Jego „Plemię sów” KLIK to na razie cztery cienkie zeszyty. W przypadku „Sławy” autor poszedł od razu w solidną objętość (tom pierwszy to 200 stron z małym hakiem) oraz projekt graficzny. Na uwagę zasługuje choćby konsekwencja przy wykorzystaniu „haftów” w stronach otwierających poszczególne rozdziały.
Ale na uwagę zasługuje też rysunkowy progres, jaki wykonał Wnuczek. Tak, jakby „Plemię sów” – też zrealizowane ze sporym jak na polskie warunki rozmachem - było dopiero preludium przed czymś naprawdę wielkim. „Sława” – w przypadku tego autora - ma szansę tym czymś wielkim być.
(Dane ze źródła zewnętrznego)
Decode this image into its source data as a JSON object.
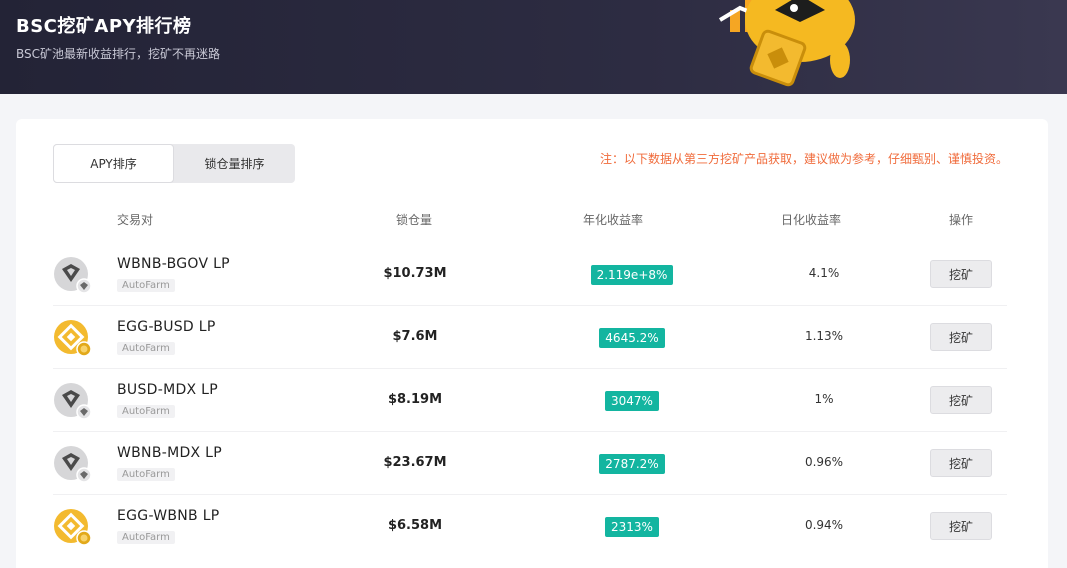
{
  "banner": {
    "title": "BSC挖矿APY排行榜",
    "subtitle": "BSC矿池最新收益排行，挖矿不再迷路"
  },
  "tabs": [
    {
      "label": "APY排序",
      "active": true
    },
    {
      "label": "锁仓量排序",
      "active": false
    }
  ],
  "notice": "注：以下数据从第三方挖矿产品获取，建议做为参考，仔细甄别、谨慎投资。",
  "table": {
    "headers": {
      "pair": "交易对",
      "tvl": "锁仓量",
      "apy": "年化收益率",
      "daily": "日化收益率",
      "action": "操作"
    },
    "rows": [
      {
        "pair": "WBNB-BGOV LP",
        "platform": "AutoFarm",
        "tvl": "$10.73M",
        "apy": "2.119e+8%",
        "daily": "4.1%",
        "action": "挖矿",
        "icon": "gray-token-icon"
      },
      {
        "pair": "EGG-BUSD LP",
        "platform": "AutoFarm",
        "tvl": "$7.6M",
        "apy": "4645.2%",
        "daily": "1.13%",
        "action": "挖矿",
        "icon": "yellow-token-icon"
      },
      {
        "pair": "BUSD-MDX LP",
        "platform": "AutoFarm",
        "tvl": "$8.19M",
        "apy": "3047%",
        "daily": "1%",
        "action": "挖矿",
        "icon": "gray-token-icon"
      },
      {
        "pair": "WBNB-MDX LP",
        "platform": "AutoFarm",
        "tvl": "$23.67M",
        "apy": "2787.2%",
        "daily": "0.96%",
        "action": "挖矿",
        "icon": "gray-token-icon"
      },
      {
        "pair": "EGG-WBNB LP",
        "platform": "AutoFarm",
        "tvl": "$6.58M",
        "apy": "2313%",
        "daily": "0.94%",
        "action": "挖矿",
        "icon": "yellow-token-icon"
      }
    ]
  },
  "colors": {
    "banner_bg": "#262638",
    "apy_badge": "#13b5a0",
    "notice": "#f06b3b"
  }
}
„Sława” to osadzona w naszych, słowiańskich wierzeniach opowieść o chłopaku Mirko, który – po tym jak z nie do końca wyjaśnionych przyczyn zaczął władać ogniem – zostaje porzucony przez społeczność na pastwę losu i stworów zamieszkujących gdzieś obok jego rodzinnej wioski. Stworów jak pasterz i gospodarz pól Białun oraz będąca pod jego kontrolą południca.
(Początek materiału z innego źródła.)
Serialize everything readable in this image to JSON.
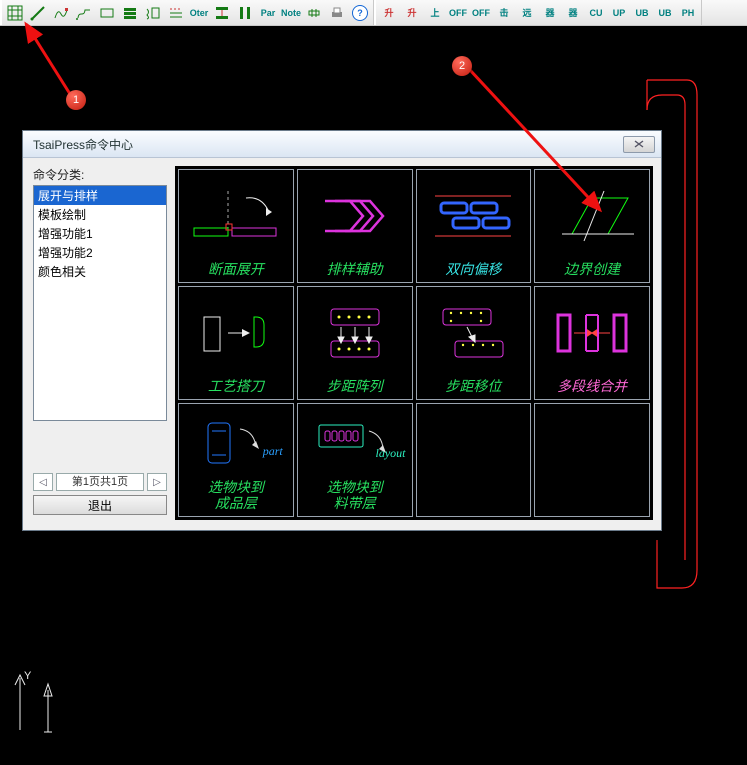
{
  "toolbar": {
    "group1": [
      "grid",
      "diag",
      "curve",
      "path",
      "rect",
      "stack",
      "squiggle",
      "dashstack",
      "Oter",
      "bars",
      "vert-bars",
      "par",
      "note",
      "bolt",
      "printer",
      "help"
    ],
    "group1_text": {
      "Oter": "Oter",
      "par": "Par",
      "note": "Note"
    },
    "group2_text": [
      "升",
      "升",
      "上",
      "OFF",
      "OFF",
      "击",
      "远",
      "器",
      "器",
      "CU",
      "UP",
      "UB",
      "UB",
      "PH"
    ]
  },
  "annotations": {
    "b1": "1",
    "b2": "2"
  },
  "dialog": {
    "title": "TsaiPress命令中心",
    "cat_label": "命令分类:",
    "categories": [
      "展开与排样",
      "模板绘制",
      "增强功能1",
      "增强功能2",
      "颜色相关"
    ],
    "selected_index": 0,
    "page_indicator": "第1页共1页",
    "exit": "退出",
    "tiles": [
      {
        "label": "断面展开"
      },
      {
        "label": "排样辅助"
      },
      {
        "label": "双向偏移",
        "label_color": "cyan"
      },
      {
        "label": "边界创建"
      },
      {
        "label": "工艺搭刀"
      },
      {
        "label": "步距阵列"
      },
      {
        "label": "步距移位"
      },
      {
        "label": "多段线合并",
        "label_color": "pink"
      },
      {
        "label": "选物块到\n成品层",
        "aux": "part",
        "aux_color": "#2aa0ff"
      },
      {
        "label": "选物块到\n料带层",
        "aux": "layout",
        "aux_color": "#2cf0c0"
      }
    ]
  },
  "triad": {
    "y": "Y"
  }
}
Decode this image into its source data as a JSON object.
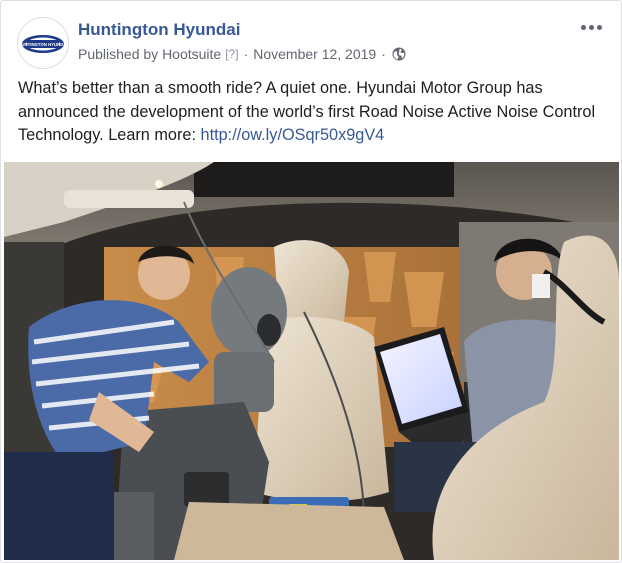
{
  "post": {
    "page_name": "Huntington Hyundai",
    "published_prefix": "Published by",
    "publisher": "Hootsuite",
    "help_marker": "[?]",
    "separator": "·",
    "date": "November 12, 2019",
    "audience_icon": "globe-icon",
    "more_icon": "more-options-icon",
    "text_main": "What’s better than a smooth ride? A quiet one. Hyundai Motor Group has announced the development of the world’s first Road Noise Active Noise Control Technology. Learn more: ",
    "link_text": "http://ow.ly/OSqr50x9gV4",
    "avatar_text": "HUNTINGTON HYUNDAI"
  },
  "colors": {
    "link": "#385898",
    "text": "#1c1e21",
    "meta": "#606770",
    "border": "#dddfe2"
  }
}
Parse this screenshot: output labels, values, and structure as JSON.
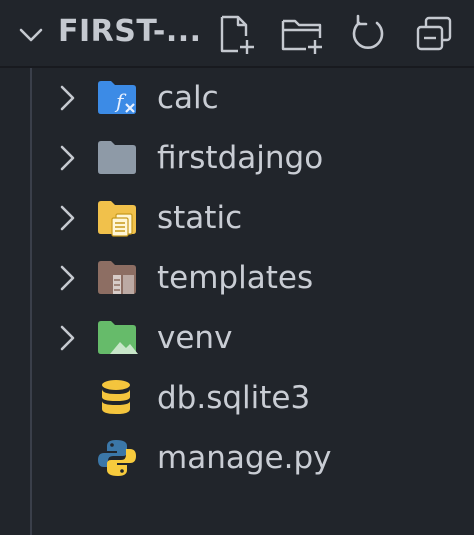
{
  "explorer": {
    "title": "FIRST-...",
    "actions": [
      {
        "name": "new-file-icon"
      },
      {
        "name": "new-folder-icon"
      },
      {
        "name": "refresh-icon"
      },
      {
        "name": "collapse-all-icon"
      }
    ]
  },
  "tree": {
    "items": [
      {
        "label": "calc",
        "type": "folder",
        "icon": "folder-function-icon",
        "color": "#3c8be6"
      },
      {
        "label": "firstdajngo",
        "type": "folder",
        "icon": "folder-icon",
        "color": "#8e9aa7"
      },
      {
        "label": "static",
        "type": "folder",
        "icon": "folder-static-icon",
        "color": "#f1c14b"
      },
      {
        "label": "templates",
        "type": "folder",
        "icon": "folder-templates-icon",
        "color": "#8d6e63"
      },
      {
        "label": "venv",
        "type": "folder",
        "icon": "folder-environment-icon",
        "color": "#66bb6a"
      },
      {
        "label": "db.sqlite3",
        "type": "file",
        "icon": "database-icon",
        "color": "#f4c53d"
      },
      {
        "label": "manage.py",
        "type": "file",
        "icon": "python-icon",
        "color": "#3b77a8"
      }
    ]
  }
}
I tylko przebiegłość Mirko pozwala mu wydobyć się z tarapatów i spróbować wejść na drogę prowadzącą na powrót w rodzinne strony. Dziś – po lekturze tomu pierwszego serii – wiadomo już, że nie będzie to droga ani prosta, ani tym bardziej krótka. I wcale mnie to nie dziwi. Wszak Wnuczek musi mieć mocne oparcie dla swej serii.
Serii, w której wykorzystuje ludyczne, słowiańskie wierzenia. Stąd obecność symboli i postaci znanych z podań. To tu Światowid pokazuje właściwą drogę, Licho (leśne) miesza w głowie, wypuszczając nieszczęsnego Mirko na cudne manowce. Wyrwidąb może pogruchotać kości. Ale są tu też dobre duchy jak Domowik czy Lasowik, które potrafią przyjść z pomocą gdy zachodzi taka konieczność.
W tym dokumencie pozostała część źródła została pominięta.